As any family lawyer will know, forcing a recalcitrant party to comply with the terms of a financial remedies order can be as much of a headache as obtaining the order in the first place. If you are one of the burgeoning number of litigants in person the process must be a nightmare without the benefit of legal advice. I think few would disagree that there is a need to have the law governing enforcement of family financial orders simplified and improved.
And that, of course, is why the Law Commission has been charged with the task of reviewing the law on enforcement of family financial orders and putting forward recommendations for reform. I have previously written two posts here about the project, one in relation to the Commission’s proposals to improve the existing system and the other looking at the Commission’s proposals for new methods of enforcement.
The project is currently at the consultation stage. Last week The Law Society published its response to the consultation. I have been looking through what they have to say, and set out here a few thoughts.
The Law Society’s response begins with a number of trite generalisations, but it does say some interesting things, not all of which I agree with.
I do like the idea that orders for the transfer of the former matrimonial home in return for a lump sum and/or release from the mortgage should all have a default sale clause included. These orders are commonplace and, whilst many do have a clause stating that the property must be sold in default of payment of the lump sum by certain date or release of the transferring party from the mortgage, it would be very helpful if all orders had such a clause.
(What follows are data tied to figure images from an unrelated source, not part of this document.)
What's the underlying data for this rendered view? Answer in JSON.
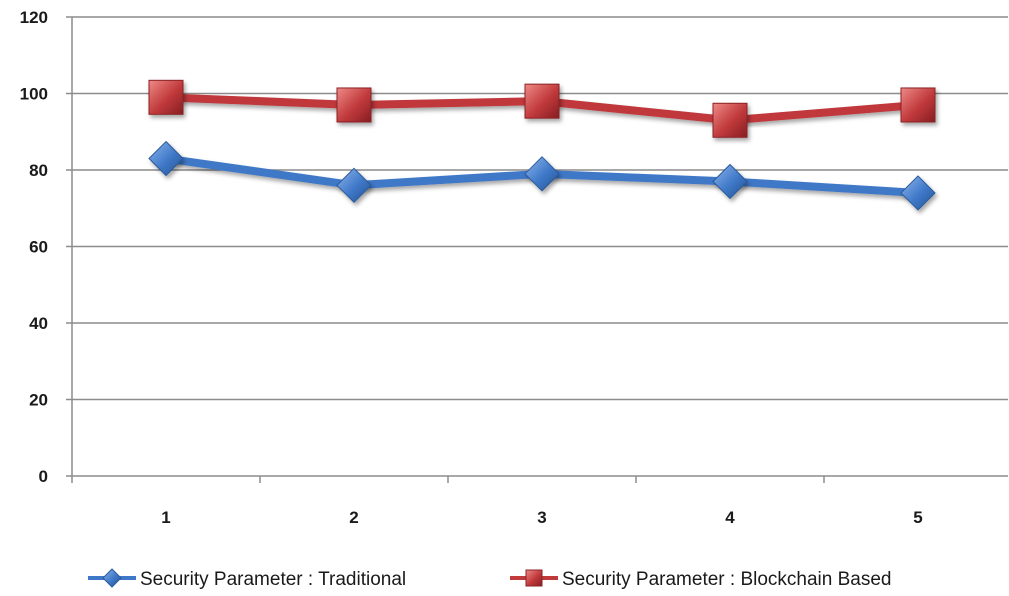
{
  "chart_data": {
    "type": "line",
    "title": "",
    "xlabel": "",
    "ylabel": "",
    "categories": [
      "1",
      "2",
      "3",
      "4",
      "5"
    ],
    "ylim": [
      0,
      120
    ],
    "yticks": [
      0,
      20,
      40,
      60,
      80,
      100,
      120
    ],
    "grid": true,
    "legend": "bottom",
    "series": [
      {
        "name": "Security Parameter : Traditional",
        "values": [
          83,
          76,
          79,
          77,
          74
        ],
        "color": "#3f78c8",
        "marker": "diamond"
      },
      {
        "name": "Security Parameter : Blockchain Based",
        "values": [
          99,
          97,
          98,
          93,
          97
        ],
        "color": "#c0393b",
        "marker": "square"
      }
    ]
  }
}
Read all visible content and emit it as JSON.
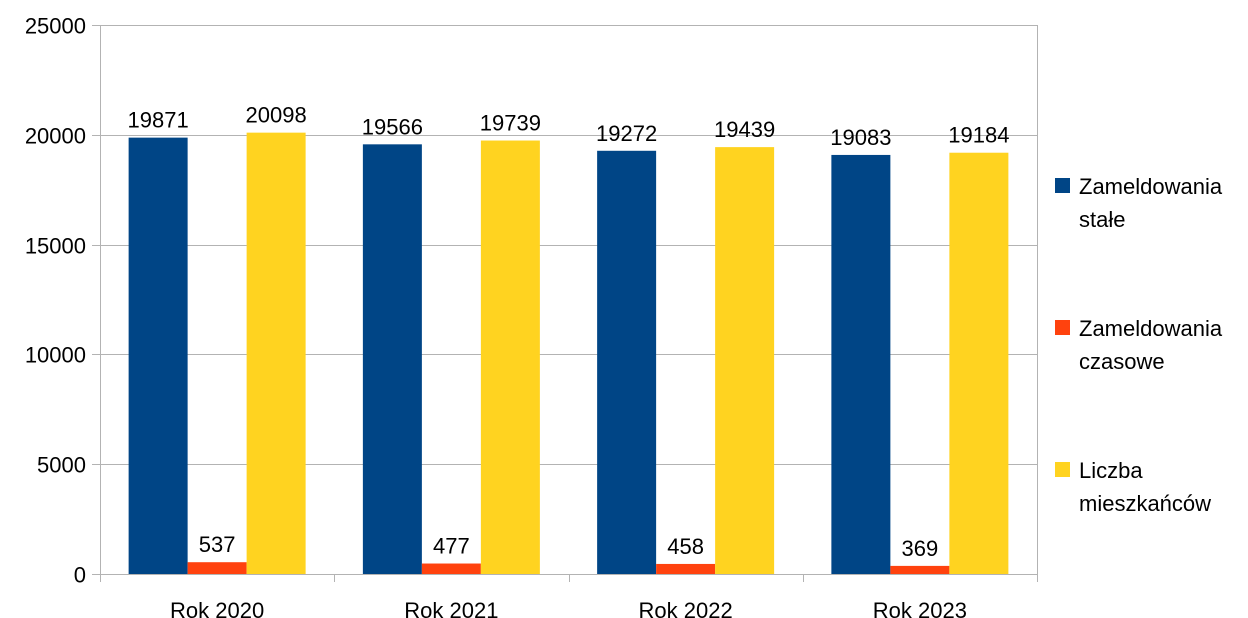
{
  "chart_data": {
    "type": "bar",
    "categories": [
      "Rok 2020",
      "Rok 2021",
      "Rok 2022",
      "Rok 2023"
    ],
    "series": [
      {
        "name": "Zameldowania stałe",
        "values": [
          19871,
          19566,
          19272,
          19083
        ],
        "color": "#004586"
      },
      {
        "name": "Zameldowania czasowe",
        "values": [
          537,
          477,
          458,
          369
        ],
        "color": "#ff420e"
      },
      {
        "name": "Liczba mieszkańców",
        "values": [
          20098,
          19739,
          19439,
          19184
        ],
        "color": "#ffd320"
      }
    ],
    "yticks": [
      "0",
      "5000",
      "10000",
      "15000",
      "20000",
      "25000"
    ],
    "ylim": [
      0,
      25000
    ],
    "title": "",
    "xlabel": "",
    "ylabel": "",
    "grid": "horizontal",
    "legend_position": "right"
  }
}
That alone could significantly reduce the number of enforcement applications.
On the other hand, I disagree with what The Law Society says about the rule that maintenance arrears that are more than 12 months old should only be recoverable in special circumstances. The Society considers that the 12 month period “strikes the right balance”. As I indicated in the first of my earlier posts, I have never liked the rule, which seems to me to encourage non-payment. I therefore agree that the rule should be changed to make it more likely that all arrears will usually be payable, as they are under the child support system.
I also disagree with The Law Society in its blanket disapproval of the Commission’s proposed ‘coercive measures’. To recap, the Commission is proposing that three new orders be introduced, with the aim of ‘coercing’ the debtor to comply with the original order: disqualification from foreign travel, disqualification from driving and curfew orders. As I said in the second of my earlier posts, all three of these measures (or something similar) are already available or ‘in the pipeline’ elsewhere in the family justice system, so they are not entirely novel or without precedent. I don’t therefore see too much of a problem, although I’m not sure I agree with curfew orders. The Law Society, on the other hand, doubts that any of these measures would be effective – I say that they could be, so why not add them to the court’s enforcement ‘armoury’?
Lastly, I do agree with The Law Society’s views on the use of alternative dispute resolution (ADR) in the enforcement process. The suggestion by the Law Commission was that the Family Court should be able to adjourn enforcement proceedings without the parties’ consent for the purpose of the parties attempting to reach agreement using ADR methods, such as mediation. The Law Society quite rightly considers that there should only be an adjournment if both parties request it. ADR should only be used if both parties voluntarily agree to it, and there is a risk that the request to adjourn from one party may be a delaying tactic. In any event, ADR is not really likely to be appropriate in a situation where one party has failed to comply with a court order.